A state like California, with its amazing landscape, amazing culture, amazing people—the people of California deserve better. And the horrendous government that they’ve received for the last couple of generations, there is a reason why U-hauls and moving vans are loading up from California and moving to Texas. There’s a reason why Gov. Rick Perry can go up to California and pick businesses like plums to come here to Texas, because they know that they will be taxed less, they will be regulated reasonably, that we have a tort reform that works, we have an incredibly attractive cost of living, and so we’ve just been a magnet to these other states.
I would love for Californians, and New Yorkers, and people in these struggling big cities like Chicago and Detroit, to be able to have some of the success that we have had, so that they can brag like we do. They say it’s not bragging if it’s true, well, in Texas it’s true and I’d love for it to be true everywhere.
Townhall: What do you think are the first steps, or initial actions, toward allowing Texas to save the country?
Davis: The first thing that Americans need to do is look at Texas with a clear eye and see what we’ve done. And see that under the ill effects of expansionists, collectivist government with an Obama administration and a Democratic Senate, that we have had conservative governors and conservative legislatures that have given us solutions that are more along the lines of the way the Founding Fathers saw the country operating.
With a strong but a limited government with more emphasis on individual liberty, individual talents, and getting the government out of the way of the citizens so that the citizens can excel to the extent that their gifts can take them. If every state were to do this, and if the country were to elect national leaders with that kind of mindset, it’s stunning to think of the way in which America could not only dig itself out of its current hole, but return to the kind of prominence, and return to the kind of prosperity that we say we all want.

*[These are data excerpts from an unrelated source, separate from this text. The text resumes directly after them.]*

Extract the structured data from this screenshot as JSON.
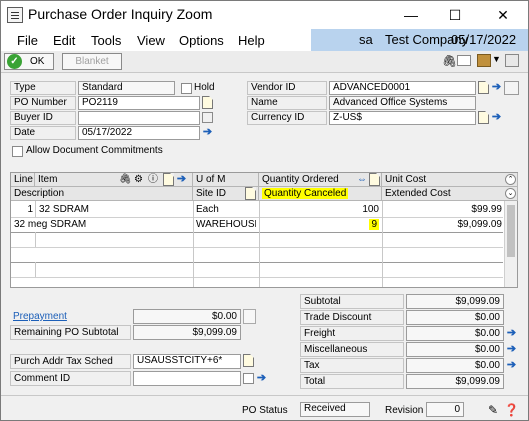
{
  "window": {
    "title": "Purchase Order Inquiry Zoom",
    "minimize": "—",
    "maximize": "☐",
    "close": "✕"
  },
  "menu": {
    "items": [
      "File",
      "Edit",
      "Tools",
      "View",
      "Options",
      "Help"
    ],
    "user": "sa",
    "company": "Test Company",
    "date": "05/17/2022"
  },
  "toolbar": {
    "ok_label": "OK",
    "blanket_label": "Blanket"
  },
  "header": {
    "type_label": "Type",
    "type_value": "Standard",
    "hold_label": "Hold",
    "po_number_label": "PO Number",
    "po_number_value": "PO2119",
    "buyer_id_label": "Buyer ID",
    "buyer_id_value": "",
    "date_label": "Date",
    "date_value": "05/17/2022",
    "allow_commitments_label": "Allow Document Commitments",
    "vendor_id_label": "Vendor ID",
    "vendor_id_value": "ADVANCED0001",
    "name_label": "Name",
    "name_value": "Advanced Office Systems",
    "currency_id_label": "Currency ID",
    "currency_id_value": "Z-US$"
  },
  "grid": {
    "headers_row1": {
      "line": "Line",
      "item": "Item",
      "uom": "U of M",
      "qty_ordered": "Quantity Ordered",
      "unit_cost": "Unit Cost"
    },
    "headers_row2": {
      "description": "Description",
      "site_id": "Site ID",
      "qty_canceled": "Quantity Canceled",
      "extended_cost": "Extended Cost"
    },
    "rows": [
      {
        "line": "1",
        "item": "32 SDRAM",
        "uom": "Each",
        "qty_ordered": "100",
        "unit_cost": "$99.99"
      },
      {
        "description": "32 meg SDRAM",
        "site_id": "WAREHOUSE",
        "qty_canceled": "9",
        "extended_cost": "$9,099.09"
      }
    ]
  },
  "left_summary": {
    "prepayment_label": "Prepayment",
    "prepayment_value": "$0.00",
    "remaining_label": "Remaining PO Subtotal",
    "remaining_value": "$9,099.09",
    "tax_sched_label": "Purch Addr Tax Sched",
    "tax_sched_value": "USAUSSTCITY+6*",
    "comment_id_label": "Comment ID",
    "comment_id_value": ""
  },
  "totals": [
    {
      "label": "Subtotal",
      "value": "$9,099.09"
    },
    {
      "label": "Trade Discount",
      "value": "$0.00"
    },
    {
      "label": "Freight",
      "value": "$0.00"
    },
    {
      "label": "Miscellaneous",
      "value": "$0.00"
    },
    {
      "label": "Tax",
      "value": "$0.00"
    },
    {
      "label": "Total",
      "value": "$9,099.09"
    }
  ],
  "footer": {
    "po_status_label": "PO Status",
    "po_status_value": "Received",
    "revision_label": "Revision",
    "revision_value": "0"
  },
  "colors": {
    "highlight": "#ffff00",
    "link": "#1c5fb8",
    "company_bar": "#b9d3ee",
    "ok_green": "#3aa335"
  }
}
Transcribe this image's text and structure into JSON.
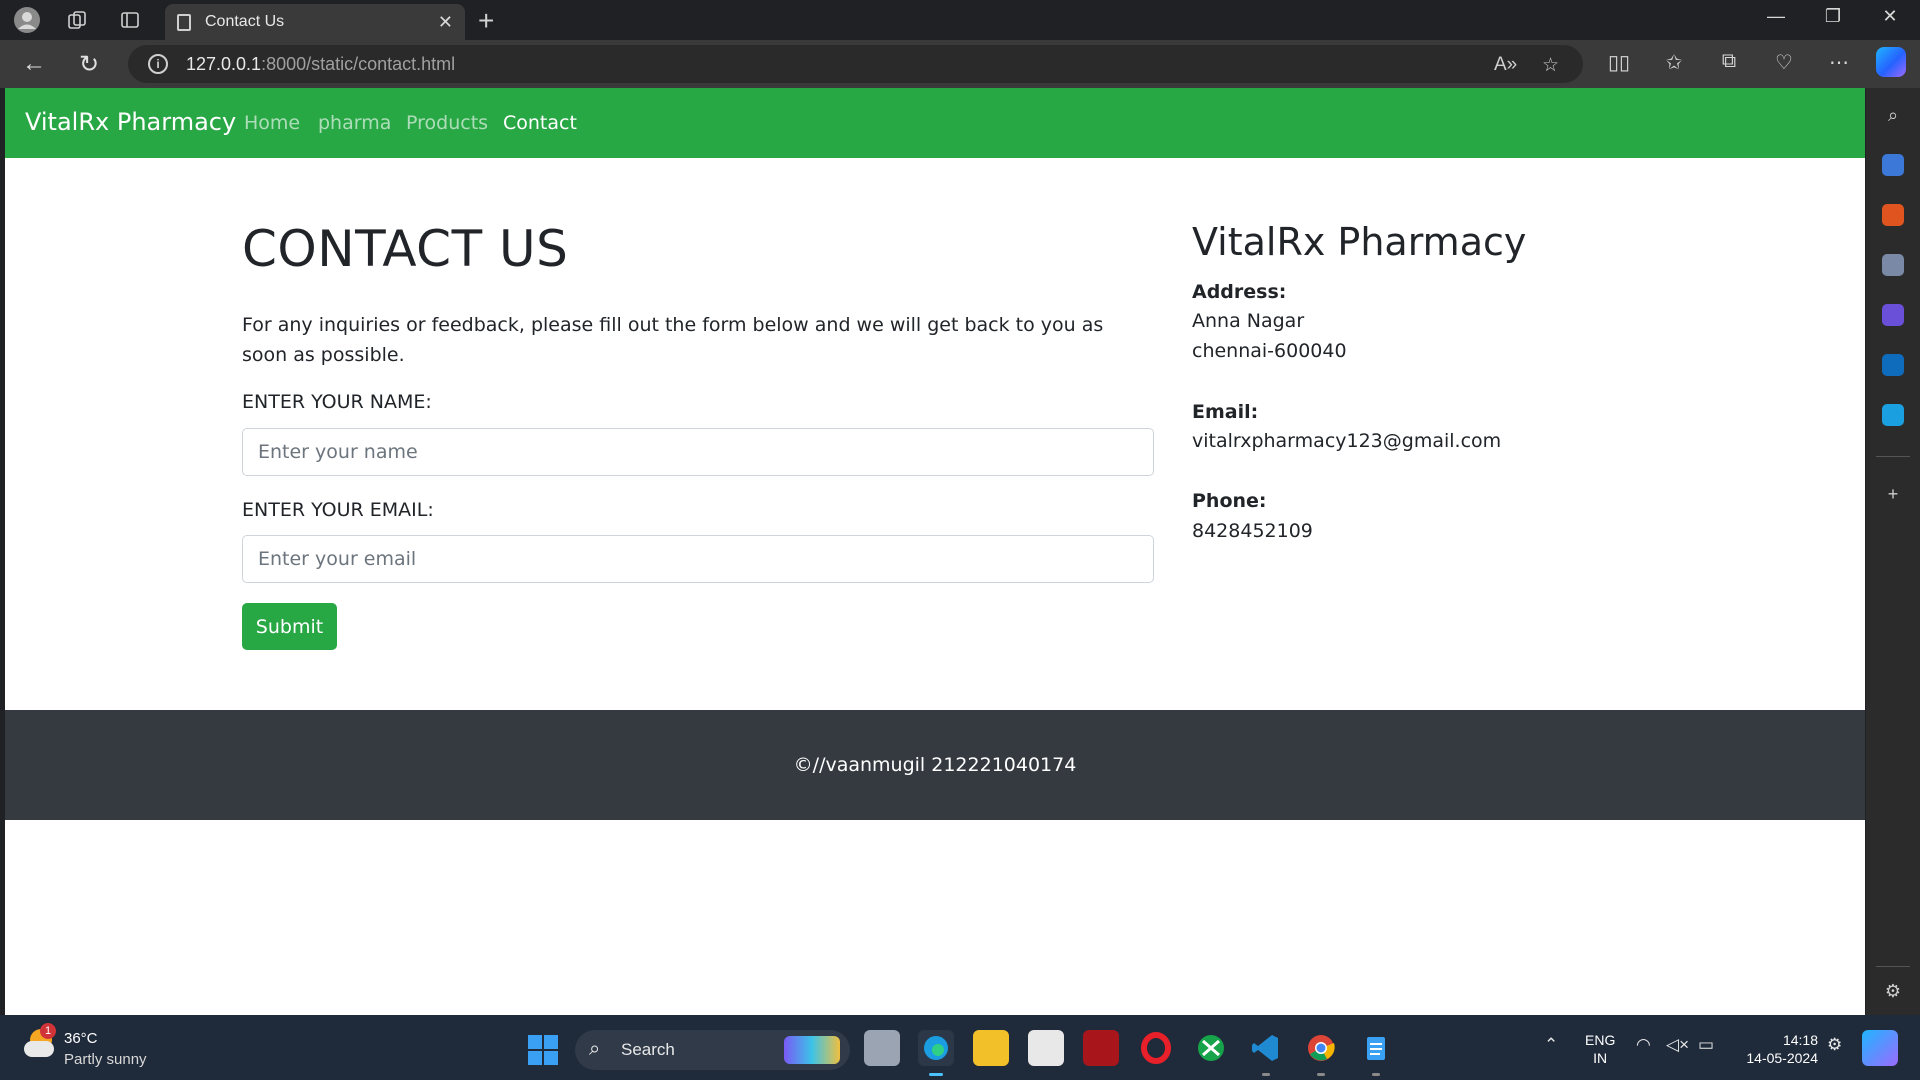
{
  "browser": {
    "tab_title": "Contact Us",
    "url_host": "127.0.0.1",
    "url_rest": ":8000/static/contact.html"
  },
  "site": {
    "brand": "VitalRx Pharmacy",
    "nav": [
      "Home",
      "pharma",
      "Products",
      "Contact"
    ],
    "active_nav": "Contact",
    "accent_color": "#28a745",
    "footer_color": "#343a40"
  },
  "contact": {
    "heading": "CONTACT US",
    "intro": "For any inquiries or feedback, please fill out the form below and we will get back to you as soon as possible.",
    "name_label": "ENTER YOUR NAME:",
    "name_placeholder": "Enter your name",
    "email_label": "ENTER YOUR EMAIL:",
    "email_placeholder": "Enter your email",
    "submit_label": "Submit"
  },
  "info": {
    "heading": "VitalRx Pharmacy",
    "address_label": "Address:",
    "address_line1": "Anna Nagar",
    "address_line2": "chennai-600040",
    "email_label": "Email:",
    "email_value": "vitalrxpharmacy123@gmail.com",
    "phone_label": "Phone:",
    "phone_value": "8428452109"
  },
  "footer": {
    "text": "©//vaanmugil 212221040174"
  },
  "taskbar": {
    "weather_badge": "1",
    "temperature": "36°C",
    "condition": "Partly sunny",
    "search_label": "Search",
    "lang_line1": "ENG",
    "lang_line2": "IN",
    "time": "14:18",
    "date": "14-05-2024"
  }
}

That involves electing leaders who will create that kind of government around the individual. It involves electing leaders who are willing to do what is antithetical to what a lot of government leaders want to do, and that is to be in people’s lives more, to provide all the solutions, to say “I’m the guy who solved this problem.”

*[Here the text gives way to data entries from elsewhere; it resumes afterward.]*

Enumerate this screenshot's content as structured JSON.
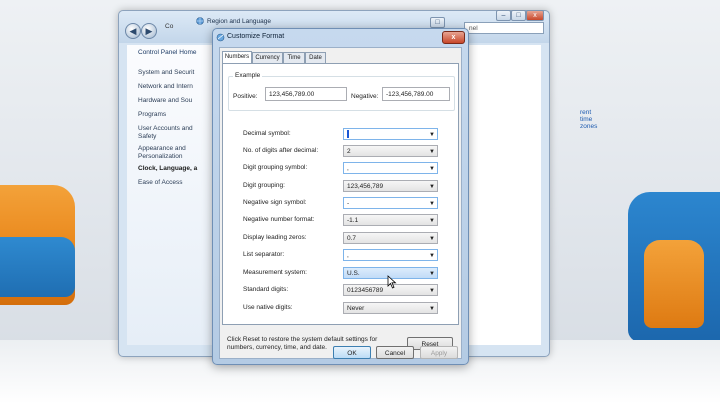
{
  "background_window": {
    "address_label": "Co",
    "search_placeholder": "nel",
    "nav_items": [
      "Control Panel Home",
      "System and Securit",
      "Network and Intern",
      "Hardware and Sou",
      "Programs",
      "User Accounts and",
      "Safety",
      "Appearance and",
      "Personalization",
      "Clock, Language, a",
      "Ease of Access"
    ],
    "time_zones_link": "rent time zones"
  },
  "region_window": {
    "title": "Region and Language"
  },
  "dialog": {
    "title": "Customize Format",
    "close_label": "x",
    "tabs": [
      "Numbers",
      "Currency",
      "Time",
      "Date"
    ],
    "example": {
      "legend": "Example",
      "positive_label": "Positive:",
      "positive_value": "123,456,789.00",
      "negative_label": "Negative:",
      "negative_value": "-123,456,789.00"
    },
    "settings": [
      {
        "label": "Decimal symbol:",
        "value": ""
      },
      {
        "label": "No. of digits after decimal:",
        "value": "2"
      },
      {
        "label": "Digit grouping symbol:",
        "value": ","
      },
      {
        "label": "Digit grouping:",
        "value": "123,456,789"
      },
      {
        "label": "Negative sign symbol:",
        "value": "-"
      },
      {
        "label": "Negative number format:",
        "value": "-1.1"
      },
      {
        "label": "Display leading zeros:",
        "value": "0.7"
      },
      {
        "label": "List separator:",
        "value": ","
      },
      {
        "label": "Measurement system:",
        "value": "U.S."
      },
      {
        "label": "Standard digits:",
        "value": "0123456789"
      },
      {
        "label": "Use native digits:",
        "value": "Never"
      }
    ],
    "note": "Click Reset to restore the system default settings for numbers, currency, time, and date.",
    "reset_label": "Reset",
    "ok_label": "OK",
    "cancel_label": "Cancel",
    "apply_label": "Apply"
  },
  "colors": {
    "dialog_frame": "#b4cbe4",
    "selection": "#c1dbf7",
    "sofa_orange": "#e9861a",
    "sofa_blue": "#1f6eb2"
  }
}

Every state, and in the country in general, needs leaders who know that the best way to solve problems is to allow individuals and businesses to solve them for themselves with a minimum of government interference. That has been the soundtrack of the Texas success story, and for any state willing to take courage to undertake it I could guarantee that it will improve them over where they are now.
Townhall: What was your favorite part about writing this book?
Davis: I obviously enjoyed delving into some Texas history, I enjoyed providing some statistics to back up the points that I make, but anybody can do that, and anybody should do that in any book that they write about the state.
The things that I enjoyed the most are things that nobody else could do. Stories that are straight from my life. In talking about some of the Army National Guard guys that I’ve been able to associate with who have been deployed to the War on Terror. The opportunity to be in close contact with people like Rick Perry and Ted Cruz. To tell people what it’s like to hang out with people like Ted Nugent.
The opportunity to take the portions of my life, that I have lived, that I have done, and apply them to some of these principles that are found in the chapters. That’s what I think makes it different than anybody else’s book that anybody else could ever write, and that’s what I hope helps it stand out.